The key disadvantage is reduce compression, especially if your archive will contain many small files.

You might be better off compressing the data the usual way (or if you have CPU cycles to spare, the slower but more space efficient 7zip) then wrapping the result in a parity based fault-tolerant format such as http://en.wikipedia.org/wiki/Parchive. This will give you much greater potential for complete recovery after data corruption due to media failure or problems in transit over the network, possibly while not compromising too much on the size of the resulting archives.

David Spillett

Posted 2010-05-19T20:13:48.593

Reputation: 22 424

Dang, beat me to it! +1 As modern compressors + forward error correction = better protected and most likely still smaller overall files than either way of using Tar + gzip.
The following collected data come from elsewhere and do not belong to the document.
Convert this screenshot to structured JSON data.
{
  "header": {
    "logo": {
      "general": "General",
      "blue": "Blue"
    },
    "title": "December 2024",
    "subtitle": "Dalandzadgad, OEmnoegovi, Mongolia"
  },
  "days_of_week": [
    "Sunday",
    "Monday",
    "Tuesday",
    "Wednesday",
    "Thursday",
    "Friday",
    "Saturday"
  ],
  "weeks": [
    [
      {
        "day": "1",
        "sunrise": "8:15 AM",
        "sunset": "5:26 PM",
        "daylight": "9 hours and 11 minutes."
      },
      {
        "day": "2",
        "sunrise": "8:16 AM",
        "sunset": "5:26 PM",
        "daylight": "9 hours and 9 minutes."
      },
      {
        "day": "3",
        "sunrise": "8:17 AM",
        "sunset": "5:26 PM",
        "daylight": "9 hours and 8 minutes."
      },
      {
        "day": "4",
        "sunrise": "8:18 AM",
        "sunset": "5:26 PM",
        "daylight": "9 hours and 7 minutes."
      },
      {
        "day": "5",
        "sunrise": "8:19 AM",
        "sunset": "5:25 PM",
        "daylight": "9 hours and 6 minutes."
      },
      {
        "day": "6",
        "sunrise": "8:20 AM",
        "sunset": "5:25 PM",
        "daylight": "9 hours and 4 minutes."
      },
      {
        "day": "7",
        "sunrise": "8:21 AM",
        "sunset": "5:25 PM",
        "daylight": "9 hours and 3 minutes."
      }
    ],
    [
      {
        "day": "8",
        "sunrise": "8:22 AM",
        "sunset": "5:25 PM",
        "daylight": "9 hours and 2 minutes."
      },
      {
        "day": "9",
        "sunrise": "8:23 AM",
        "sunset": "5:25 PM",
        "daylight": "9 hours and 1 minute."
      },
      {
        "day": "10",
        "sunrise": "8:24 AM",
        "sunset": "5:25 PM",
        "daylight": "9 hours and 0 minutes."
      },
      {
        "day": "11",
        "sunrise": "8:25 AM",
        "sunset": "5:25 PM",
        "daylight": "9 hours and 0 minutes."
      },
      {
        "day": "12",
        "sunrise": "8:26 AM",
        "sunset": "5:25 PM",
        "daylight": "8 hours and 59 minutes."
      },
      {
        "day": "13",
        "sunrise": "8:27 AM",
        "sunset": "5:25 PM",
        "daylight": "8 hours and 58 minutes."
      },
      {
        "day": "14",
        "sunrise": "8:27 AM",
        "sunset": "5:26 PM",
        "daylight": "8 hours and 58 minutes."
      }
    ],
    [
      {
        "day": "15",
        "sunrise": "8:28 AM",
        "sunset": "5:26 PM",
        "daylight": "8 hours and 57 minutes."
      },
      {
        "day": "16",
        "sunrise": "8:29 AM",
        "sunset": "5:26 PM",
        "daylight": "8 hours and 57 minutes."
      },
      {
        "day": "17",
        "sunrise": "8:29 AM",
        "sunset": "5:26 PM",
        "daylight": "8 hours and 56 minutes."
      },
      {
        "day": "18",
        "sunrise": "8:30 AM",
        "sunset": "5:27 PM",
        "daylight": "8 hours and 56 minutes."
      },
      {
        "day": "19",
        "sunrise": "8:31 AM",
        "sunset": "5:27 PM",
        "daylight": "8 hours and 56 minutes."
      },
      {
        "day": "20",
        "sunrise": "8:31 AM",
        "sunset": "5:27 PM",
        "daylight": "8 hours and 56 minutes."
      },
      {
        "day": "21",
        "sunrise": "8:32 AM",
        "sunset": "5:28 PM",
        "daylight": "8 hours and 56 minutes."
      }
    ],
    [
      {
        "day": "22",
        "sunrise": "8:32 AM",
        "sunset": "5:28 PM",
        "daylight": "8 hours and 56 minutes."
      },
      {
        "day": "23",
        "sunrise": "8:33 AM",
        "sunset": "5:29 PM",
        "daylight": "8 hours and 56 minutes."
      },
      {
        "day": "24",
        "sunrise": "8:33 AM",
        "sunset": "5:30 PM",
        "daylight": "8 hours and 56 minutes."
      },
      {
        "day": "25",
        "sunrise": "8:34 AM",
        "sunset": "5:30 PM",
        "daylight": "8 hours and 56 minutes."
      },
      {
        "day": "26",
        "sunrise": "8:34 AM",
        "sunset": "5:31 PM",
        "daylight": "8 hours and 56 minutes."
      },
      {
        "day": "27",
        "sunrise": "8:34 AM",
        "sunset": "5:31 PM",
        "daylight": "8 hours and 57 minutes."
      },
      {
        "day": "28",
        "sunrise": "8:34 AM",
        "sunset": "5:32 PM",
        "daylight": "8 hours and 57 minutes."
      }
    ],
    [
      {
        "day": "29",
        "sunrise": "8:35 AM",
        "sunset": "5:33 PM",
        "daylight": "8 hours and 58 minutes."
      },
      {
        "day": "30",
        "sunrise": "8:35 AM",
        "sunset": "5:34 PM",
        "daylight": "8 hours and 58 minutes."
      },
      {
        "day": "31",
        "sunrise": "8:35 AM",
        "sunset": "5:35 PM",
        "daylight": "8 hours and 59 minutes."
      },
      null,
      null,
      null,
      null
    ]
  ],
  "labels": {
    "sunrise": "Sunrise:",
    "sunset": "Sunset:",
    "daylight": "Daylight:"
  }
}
More info at http://www.par2.net

– Mokubai – 2010-05-19T20:51:01.193

This really is the proper way to do things! tar create a big container for everything, gzip removes useless redundancy in the container, par adds back some redundancy but in a uniform and carefully-designed way. (I never used par before but I know the principle.) – user39559 – 2010-09-09T10:03:45.397

Compressing each file may be a big waste. It's like you break gzip when it was just starting to have effect, and you start it over for the next file. In an extreme test case, 100 replicas of a random (maximal-entropy) file will have compression factor smaller than 1 with gzip+tar but can have compress factor close to 100 with tar+gzip. – user39559 – 2010-09-09T10:04:14.333

0

Why not just toss the --verify (or -W) flag at tar? This will verify that the contents match the source.

Jack M.

Posted 2010-05-19T20:13:48.593

Reputation: 3 133

...and doesn't work with the -z or -j flag. Also, the verification during archiving doesn't help against corruption afterwards, e.g., a not noticed bit flip while copying to the backup device. – Boldewyn – 2010-05-20T07:19:05.520

0

What do you want to backup? If permission doesn't matter (e.g. not system files), I'd go with 7zip. Provides much better performace (multi-core/cpu) with much better compression.

Apache

Posted 2010-05-19T20:13:48.593

Reputation: 14 755